"Travel is fatal to prejudice, bigotry, and narrow-mindedness...Broad, wholesome, charitable views of men and things cannot be acquired by vegetating in one little corner of the earth all one's lifetime.”
An Uncommon Guest Post by Bjorn Karlman a Swede with an American accent, an Asian childhood, a British adolescence, French and American tertiary education and international work experience spread across three continents. He speaks four languages and blogs at CultureMutt.com.
“I hate that my pay and my whole family’s standard of living is tied to my working crazy hours and then being on call. If I stop doing this day in and day out, we’re screwed.”
“How can I escape my self-made prison?”
“Why did I choose to become a physician?”
“I want out!”
We’ve all heard the above sentiments repeated ad nauseum by physicians. The news gets even worse for medical students. There has never been a bleaker time to graduate from med school. The economy is still in the tank. Reimbursement is dropping and is going to go down further with Obamacare. Physicians all over the country are shuttering in their private clinics and downsizing their homes.
I asked a physician friend from Hong Kong who practices in Northern California if he planned on encouraging his kids to become doctors. “Hell no!” he exclaimed without a moment’s hesitation. I work in health care philanthropy and am forever hearing the exasperation of the physicians around me and the gloominess they feel about the future of their profession.
Time to reframe
I really think it is time to look at this whole narrative differently.

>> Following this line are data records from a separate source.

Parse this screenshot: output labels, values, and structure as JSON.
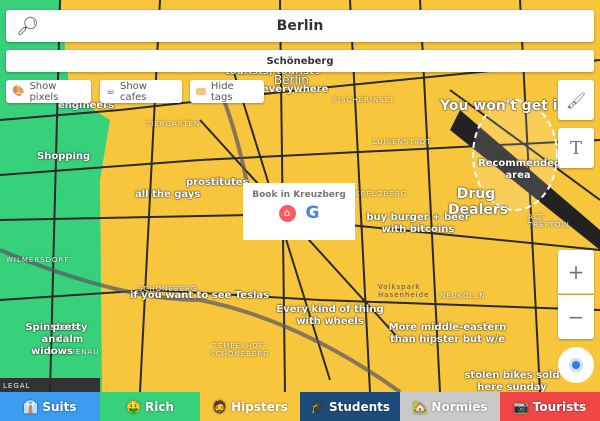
{
  "search": {
    "value": "Berlin",
    "icon": "magnifier-icon"
  },
  "district": "Schöneberg",
  "chips": [
    {
      "icon": "pixels-icon",
      "label": "Show pixels"
    },
    {
      "icon": "coffee-icon",
      "label": "Show cafes"
    },
    {
      "icon": "tag-icon",
      "label": "Hide tags"
    }
  ],
  "tools": {
    "brush": "brush-icon",
    "text": "T",
    "zoom_in": "+",
    "zoom_out": "−"
  },
  "popup": {
    "title": "Book in Kreuzberg",
    "airbnb": "airbnb-icon",
    "google": "G"
  },
  "tags": [
    "tourists, tourists",
    "everywhere",
    "engineers",
    "Shopping",
    "prostitutes",
    "all the gays",
    "You won't get in",
    "Recommended area",
    "Drug Dealers",
    "buy burger + beer with bitcoins",
    "if you want to see Teslas",
    "Every kind of thing with wheels",
    "Spinsters and widows",
    "pretty calm",
    "More middle-eastern than hipster but w/e",
    "stolen bikes sold here sunday"
  ],
  "places": [
    "Berlin",
    "TIERGARTEN",
    "KREUZBERG",
    "WILMERSDORF",
    "SCHÖNEBERG",
    "FRIEDENAU",
    "TEMPELHOF-SCHÖNEBERG",
    "NEUKÖLLN",
    "ALT-TREPTOW",
    "LUISENSTADT",
    "FISCHERINSEL",
    "Volkspark Hasenheide",
    "LEGAL"
  ],
  "tabs": [
    {
      "label": "Suits",
      "icon": "👔",
      "color": "#3b9cf0"
    },
    {
      "label": "Rich",
      "icon": "🤑",
      "color": "#37d17c"
    },
    {
      "label": "Hipsters",
      "icon": "🧔",
      "color": "#f7c63c"
    },
    {
      "label": "Students",
      "icon": "🎓",
      "color": "#1c4d7a"
    },
    {
      "label": "Normies",
      "icon": "🏡",
      "color": "#c9c9c9"
    },
    {
      "label": "Tourists",
      "icon": "📷",
      "color": "#f04646"
    }
  ]
}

I am not going to promise hope and change because I am not running for office:) But I do think that it is time for some innovative, international, solution-focused tinkering. It was downright refreshing to poke around in the “About” section of Uncommon Student MD and see that this online medical community is “not interested in the useless hand-wringing that populates so much of medicine and that so many physicians have bought in to.”
Savvy, global do-gooding
I write the blog CultureMutt.com and am obsessed with what I call “savvy, global do-gooding”. I am absolutely convinced that a laser-sharp focus on understanding the culture of various people groups through international travel and service lies at the heart of helping to solve our collective problems. I think it could really benefit the American medical community. A broken culture drives the negativity in American medicine. The future craves a more culturally-savvy, international approach to medicine. I realize that this is a broad statement to make.
Allow me to focus it a little by outlining four ways we can put smiles back on some faces through “global” thinking:
1) International Sleuthing Trips - As much as it is true that America still is home to some of the most advanced medicine in the world, other developed countries often have a far better handle on actual health care delivery. To learn efficiencies and to learn how to do more with less, American medicine should not indulge in further navel gazing. It is time to give more thought to other models of health care internationally. We should aggressively fund more international study trips to examine global best practice in everything from direct treatment to preventative care and lifestyle medicine. The goal here is not some flimsy “experience”. It is to learn how to deliver better health care at less cost.... and travel the world!
2) International Socialization - I remember the day one frustrated health care exec told me that she believed the emotional maturation process of future physicians ended the day they began their pre med studies. That is a little harsh. But seriously, I work with a lot of physicians and many are very socially awkward. Long work hours and little play reinforce this problem. International travel and study on the other hand, are incredibly broadening. International service work should be mandatory for med students. Especially, for the really nerdy ones. We love you but it’s a quality of life thing - for them and everyone that has to endure them!
3) Red Carpet Medicine - Medical tourism is on the rise. What am I talking about? Well, Brits are going to France, Western Europeans are going to the former Eastern Bloc, Americans are going to Australia and Mexico, etc. Why? Financial reasons. There are top-notch medical clinics especially set up for this kind of medical tourism. They cost less than home and it’s a hell of a lot more fun to go to southern France for treatment than Jersey. I am talking about boutique medicine. Enterprising med students should be visiting some of these clinics for business concept harvesting purposes. Why not make the transition to high-end boutique-style medicine catering to wealthy clients in the US? My aunt works at just this kind of a practice in the Napa area. Very lucrative and based on a smart business model that doesn’t run physicians ragged. Do your market research! Success in medicine is more than just science. It is art.
4) Humanitarian Trips - Finally, a good humanitarian trip or “medical mission” abroad does wonders for your appreciation of home as well as for your overall perspective. As a young doctor, my mom worked in Nigeria for three years. The pay was horrible, the country unstable and the heat was often unbearable. But she grew so much. When you give of yourself on this level, you often become a much happier person as a result. If the doom and gloom of American medicine start to mess with your inner balance too much, a solid trip to Haiti might be just what the doctor should have ordered:)
You see where I am going with this. We have a long way to go if we are serious about improving the American health care environment. But we can start with being purposeful about creating a more internationally-rounded vision of the medical field. And what better way to do that than to rack up some frequent flyer miles!